As far as US. I do not suspect they are supporting ISIS. If they are.. americans will be angry. Also, why would they support ISIS and help us via Air strikes?

–          (Si tu demandes aux gens en Irak, ils te diront que nous avons vu les terroristes recevoir des armes anti-aériennes, certainement par les États arabes, en secret. Certaines personnes disent qu’Israël et les USA soutiennent ISIS, avec tout mon respect pour ces pays. Je ne pense pas que les USA fassent cela. Les USA aident les Kurdes et nous aimons les USA. Nous aimons l’Occident. Seuls les Arabes, le gouvernement irakien ainsi que l’Iran [créent le problème].

Les armes que l’on nous avait promises ne nous sont jamais parvenues. Beaucoup d’armes ont été retenues à Bagdad. ISIS a mis la main sur les armes de l’armée irakienne et américaine. Quant à Israël, ils aident les Kurdes.

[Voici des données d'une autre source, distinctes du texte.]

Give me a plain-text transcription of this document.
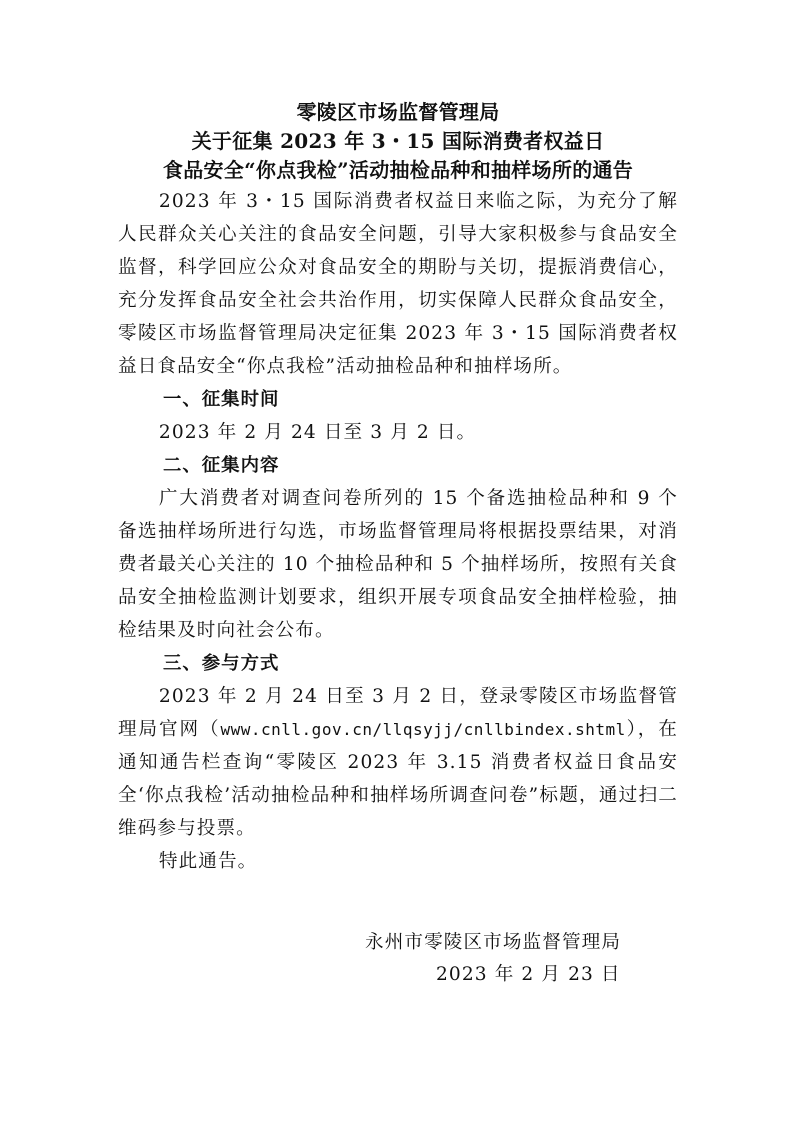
零陵区市场监督管理局
关于征集 2023 年 3・15 国际消费者权益日
食品安全“你点我检”活动抽检品种和抽样场所的通告

2023 年 3・15 国际消费者权益日来临之际，为充分了解人民群众关心关注的食品安全问题，引导大家积极参与食品安全监督，科学回应公众对食品安全的期盼与关切，提振消费信心，充分发挥食品安全社会共治作用，切实保障人民群众食品安全，零陵区市场监督管理局决定征集 2023 年 3・15 国际消费者权益日食品安全“你点我检”活动抽检品种和抽样场所。

一、征集时间

2023 年 2 月 24 日至 3 月 2 日。

二、征集内容

广大消费者对调查问卷所列的 15 个备选抽检品种和 9 个备选抽样场所进行勾选，市场监督管理局将根据投票结果，对消费者最关心关注的 10 个抽检品种和 5 个抽样场所，按照有关食品安全抽检监测计划要求，组织开展专项食品安全抽样检验，抽检结果及时向社会公布。

三、参与方式

2023 年 2 月 24 日至 3 月 2 日，登录零陵区市场监督管理局官网（www.cnll.gov.cn/llqsyjj/cnllbindex.shtml），在通知通告栏查询“零陵区 2023 年 3.15 消费者权益日食品安全‘你点我检’活动抽检品种和抽样场所调查问卷”标题，通过扫二维码参与投票。

特此通告。

永州市零陵区市场监督管理局
2023 年 2 月 23 日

Quant aux USA, je ne les suspecte pas de soutenir ISIS. Si cela était, les Américains seraient en colère. Et aussi, pourquoi supporteraient-ils ISIS tout en nous aidant avec des frappes aériennes ?)

 

–          Quels sont vos espoirs ?

–          Why the media not talking about this war? I hope Western media is talking about the situation of the Kurdish and refugees and support our troops

–          (Pourquoi les medias ne parlent-ils pas de cette guerre. J’espère que les medias occidentaux parleront de la situation des Kurdes et des réfugiés, et supporteront nos troupes)

 

….

 

Engagé physiquement dans les combats, défendant son peuple et informé sans doute partiellement, S.K. nous livre son avis personnel. Il convient dès lors de conserver une certaine retenue quant à l’impartialité de ce témoignage, mais peut-il véritablement en aller différemment de tout témoignage ?

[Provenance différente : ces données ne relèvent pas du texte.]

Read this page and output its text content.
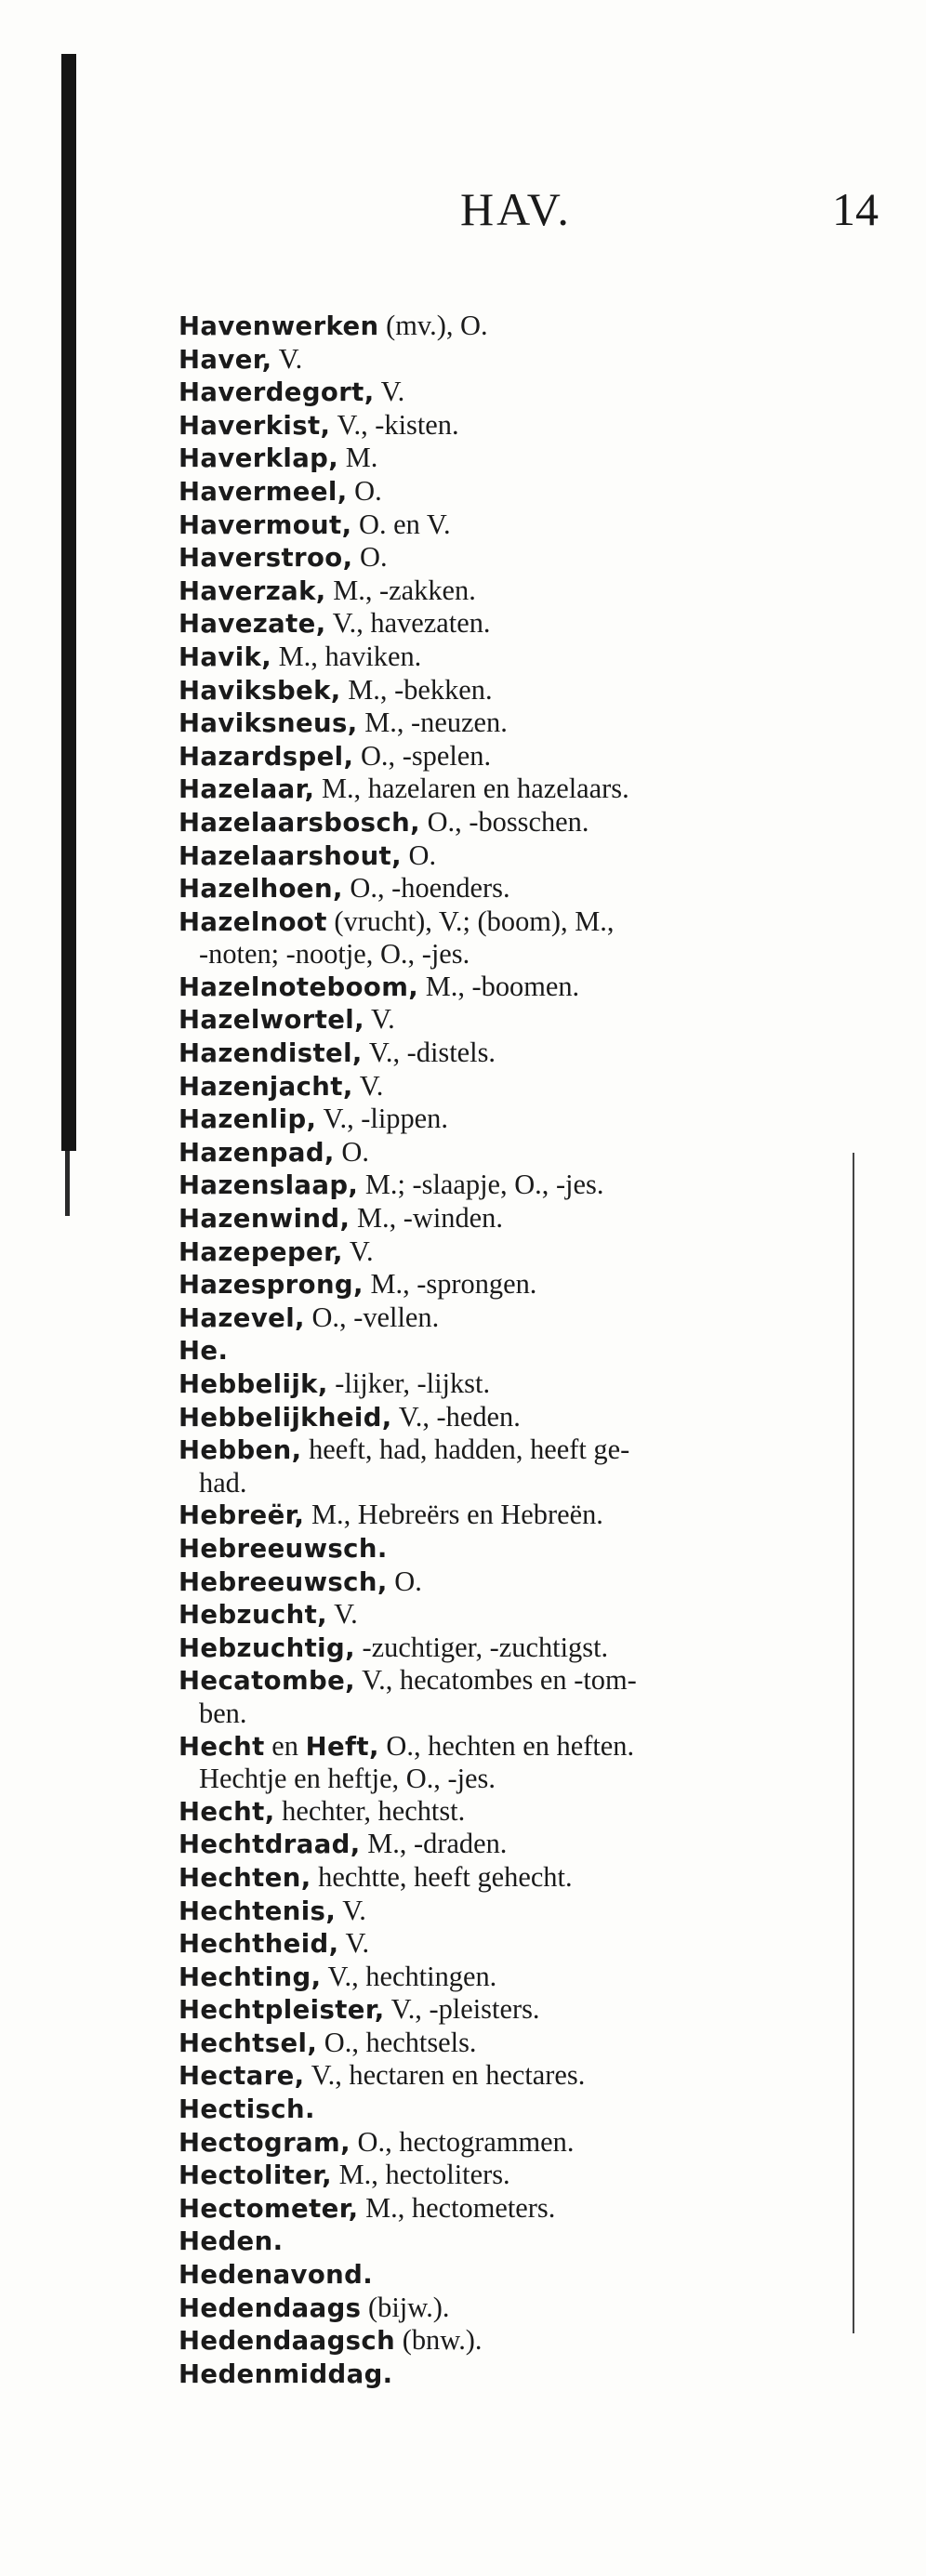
HAV.	14
Havenwerken (mv.), O.
Haver, V.
Haverdegort, V.
Haverkist, V., -kisten.
Haverklap, M.
Havermeel, O.
Havermout, O. en V.
Haverstroo, O.
Haverzak, M., -zakken.
Havezate, V., havezaten.
Havik, M., haviken.
Haviksbek, M., -bekken.
Haviksneus, M., -neuzen.
Hazardspel, O., -spelen.
Hazelaar, M., hazelaren en hazelaars.
Hazelaarsbosch, O., -bosschen.
Hazelaarshout, O.
Hazelhoen, O., -hoenders.
Hazelnoot (vrucht), V.; (boom), M.,
-noten; -nootje, O., -jes.
Hazelnoteboom, M., -boomen.
Hazelwortel, V.
Hazendistel, V., -distels.
Hazenjacht, V.
Hazenlip, V., -lippen.
Hazenpad, O.
Hazenslaap, M.; -slaapje, O., -jes.
Hazenwind, M., -winden.
Hazepeper, V.
Hazesprong, M., -sprongen.
Hazevel, O., -vellen.
He.
Hebbelijk, -lijker, -lijkst.
Hebbelijkheid, V., -heden.
Hebben, heeft, had, hadden, heeft ge-
had.
Hebreër, M., Hebreërs en Hebreën.
Hebreeuwsch.
Hebreeuwsch, O.
Hebzucht, V.
Hebzuchtig, -zuchtiger, -zuchtigst.
Hecatombe, V., hecatombes en -tom-
ben.
Hecht en Heft, O., hechten en heften.
Hechtje en heftje, O., -jes.
Hecht, hechter, hechtst.
Hechtdraad, M., -draden.
Hechten, hechtte, heeft gehecht.
Hechtenis, V.
Hechtheid, V.
Hechting, V., hechtingen.
Hechtpleister, V., -pleisters.
Hechtsel, O., hechtsels.
Hectare, V., hectaren en hectares.
Hectisch.
Hectogram, O., hectogrammen.
Hectoliter, M., hectoliters.
Hectometer, M., hectometers.
Heden.
Hedenavond.
Hedendaags (bijw.).
Hedendaagsch (bnw.).
Hedenmiddag.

Cela étant, les renseignements qu’il donne résonnent avec une sincérité étonnante et peuvent être recoupés en large partie par d’autres sources. Sous-armés, délaissés par les medias occidentaux, assistant à une marée de réfugiés nécessitant des secours, enregistrant des pertes dans leurs rangs, les Peshmergas sont plongés dans une guerre particulièrement cruelle, chargée de son lot d’ambiguïtés, mêlant fascisme religieux, récupération d’armes américaines, vétérans irakiens et ex-officiers du parti Baas, experts militaires étrangers de tous bords, et Occidentaux pris en otage entre une idéologie fantasmée et un asservissement narcotique. Une forme d’assujettissement qui n’est pas sans rappeler la secte des Assassins active dans ces régions au XIIIème siècle.

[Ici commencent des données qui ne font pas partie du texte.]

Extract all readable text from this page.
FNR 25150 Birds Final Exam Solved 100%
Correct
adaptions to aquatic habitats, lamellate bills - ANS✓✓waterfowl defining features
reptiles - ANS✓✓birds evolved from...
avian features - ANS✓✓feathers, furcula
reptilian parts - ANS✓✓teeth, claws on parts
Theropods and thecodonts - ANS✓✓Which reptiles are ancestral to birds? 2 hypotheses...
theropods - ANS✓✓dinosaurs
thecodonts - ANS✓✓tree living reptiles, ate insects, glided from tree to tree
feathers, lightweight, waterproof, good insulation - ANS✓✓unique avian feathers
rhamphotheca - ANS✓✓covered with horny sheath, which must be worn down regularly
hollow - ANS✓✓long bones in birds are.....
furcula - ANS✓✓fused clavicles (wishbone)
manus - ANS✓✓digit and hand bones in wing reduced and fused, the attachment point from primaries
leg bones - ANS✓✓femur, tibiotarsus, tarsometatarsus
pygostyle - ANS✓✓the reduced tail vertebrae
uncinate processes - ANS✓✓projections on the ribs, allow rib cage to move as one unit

Il en ressort surtout que si la composante religieuse de ce conflit en est l’un des axes, les appétits de pouvoir et de revanche en constituent sans doute le moteur le plus puissant.

 


[1] Carool Kersten, “The Caliphate in the Modern Muslim World: Political Ideal or Quranic Metaphor?”, Brais Conference, 13 avril 2015, King’s College London.